Alors, nos morts vivent toujours à nos côtés, d’une certaine manière, d’une autre façon… Cessons de tenter de rationaliser l’irrationnel. Tant pis si l’on a l’air d’un fou en occident, permettez-vous d’écouter les signes, de parler à/de vos disparus, de donner sens à la mort, de poursuivre la relation avec cet autre aujourd’hui décédé, c’est ainsi aussi que le deuil peut s’opérer : non pas par l’oubli, mais par la création d’un autre lien, plus distant mais toujours présent18.

 


 

1 Magali Molinié, « Soigner les morts pour guérir les vivants », Les Empêcheurs de penser en rond, Paris, 2006, p123.

2 Le Grand-Sébille, C. & Zonabend, F. (2012). Faire société avec les morts. Études sur la mort, 142, 11-30.

3 Hardy, L. (2012). La trace. De la mort visible à la mort invisible, de l'inacceptable à l'acceptable... et inversement. Études sur la mort, 142, 51-64.

4 La toilette mortuaire est effectuée par le personnel médical ou par le personnel des pompes funèbres.

5 Le Grand-Sébille, C. & Zonabend, F. (2012). Faire société avec les morts. Études sur la mort, 142, 11-30.

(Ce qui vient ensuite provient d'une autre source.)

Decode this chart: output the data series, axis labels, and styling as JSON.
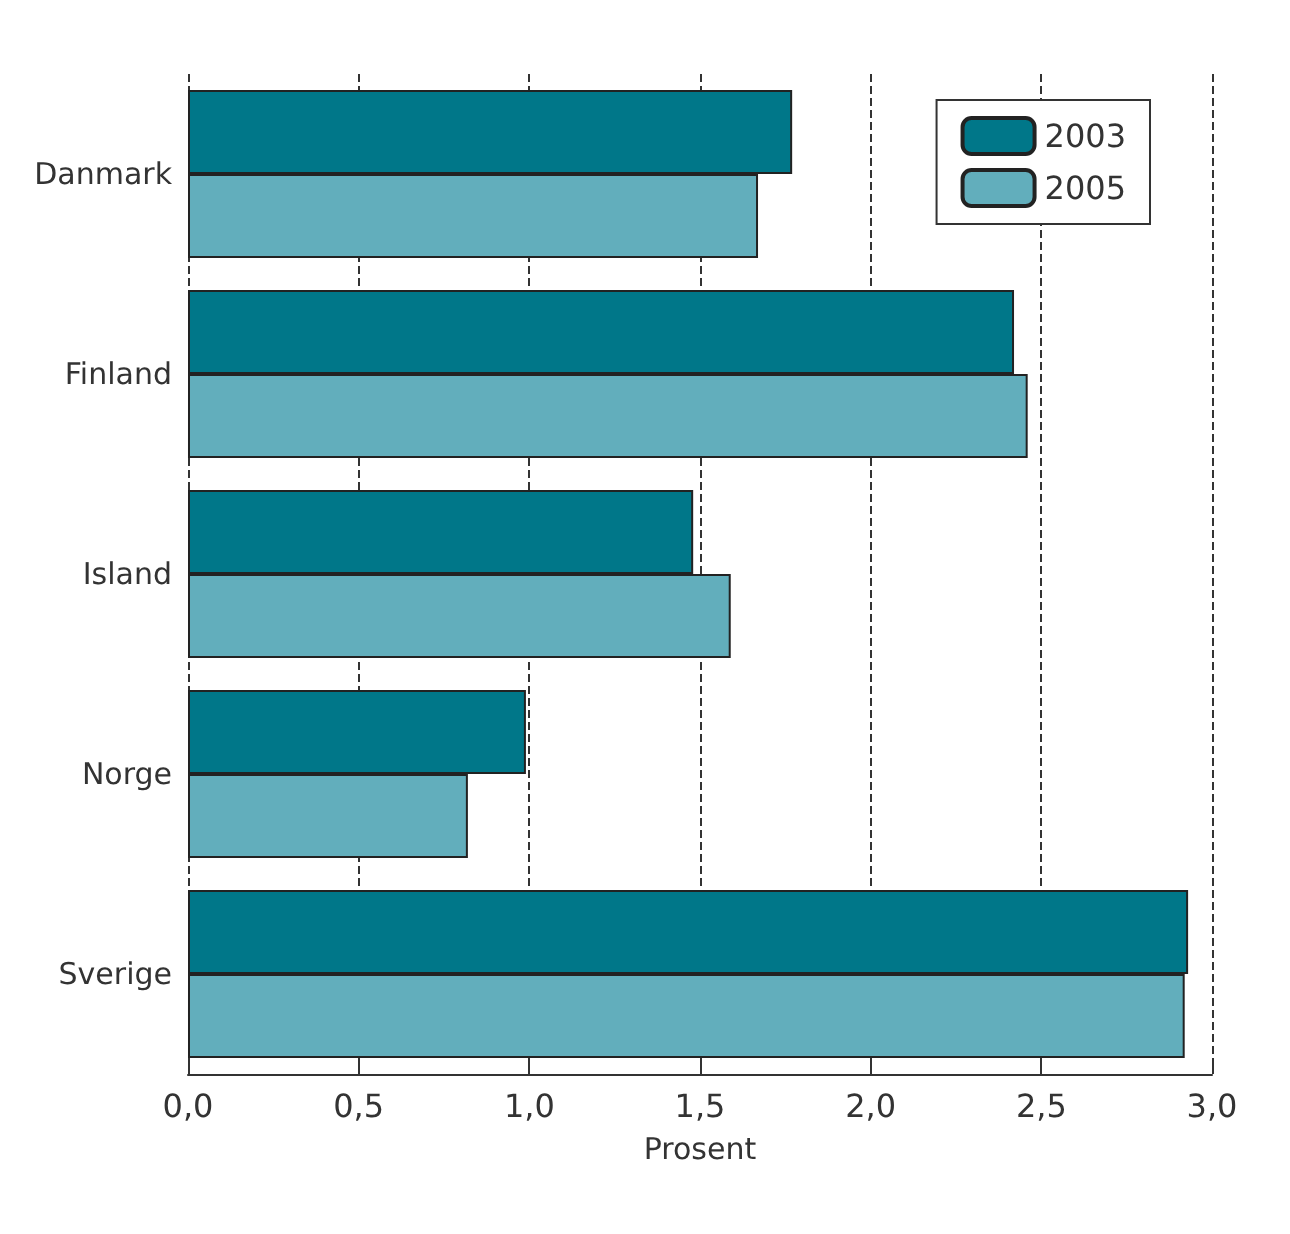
{
  "chart_data": {
    "type": "bar",
    "orientation": "horizontal",
    "xlabel": "Prosent",
    "categories": [
      "Danmark",
      "Finland",
      "Island",
      "Norge",
      "Sverige"
    ],
    "series": [
      {
        "name": "2003",
        "color": "#007789",
        "values": [
          1.77,
          2.42,
          1.48,
          0.99,
          2.93
        ]
      },
      {
        "name": "2005",
        "color": "#62aebc",
        "values": [
          1.67,
          2.46,
          1.59,
          0.82,
          2.92
        ]
      }
    ],
    "xlim": [
      0,
      3
    ],
    "xticks": [
      {
        "value": 0,
        "label": "0,0"
      },
      {
        "value": 0.5,
        "label": "0,5"
      },
      {
        "value": 1,
        "label": "1,0"
      },
      {
        "value": 1.5,
        "label": "1,5"
      },
      {
        "value": 2,
        "label": "2,0"
      },
      {
        "value": 2.5,
        "label": "2,5"
      },
      {
        "value": 3,
        "label": "3,0"
      }
    ],
    "grid": "x",
    "legend": "top right"
  }
}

6 Despret, V. (2017). Au bonheur des morts: Récits de ceux qui restent. La Découverte. 

7 Ibid.

8 Ibid.

9 Ibid.

10 Gilbert Simondon, « L’individuation à la lumière des notions de forme et d’information » Jérôme Million, Paris, 2005, p250

11 Magali Molinié, « Faire les morts féconds », Terrain, 62, 2014, p72

12 Despret, V. (2017). Au bonheur des morts: Récits de ceux qui restent. La Découverte. 

13 Ibid.

14 Ibid.

15 Despret, V. (2012). Penser par les effets. Des morts équivoques. Études sur la mort, 142, 31-49.

16 Despret, V. (2017). Au bonheur des morts: Récits de ceux qui restent. La Découverte. 

17 Hardy, L. (2012). La trace. De la mort visible à la mort invisible, de l'inacceptable à l'acceptable... et inversement. Études sur la mort, 142, 51-64.

18 Analyse rédigée par Amandine Bernier.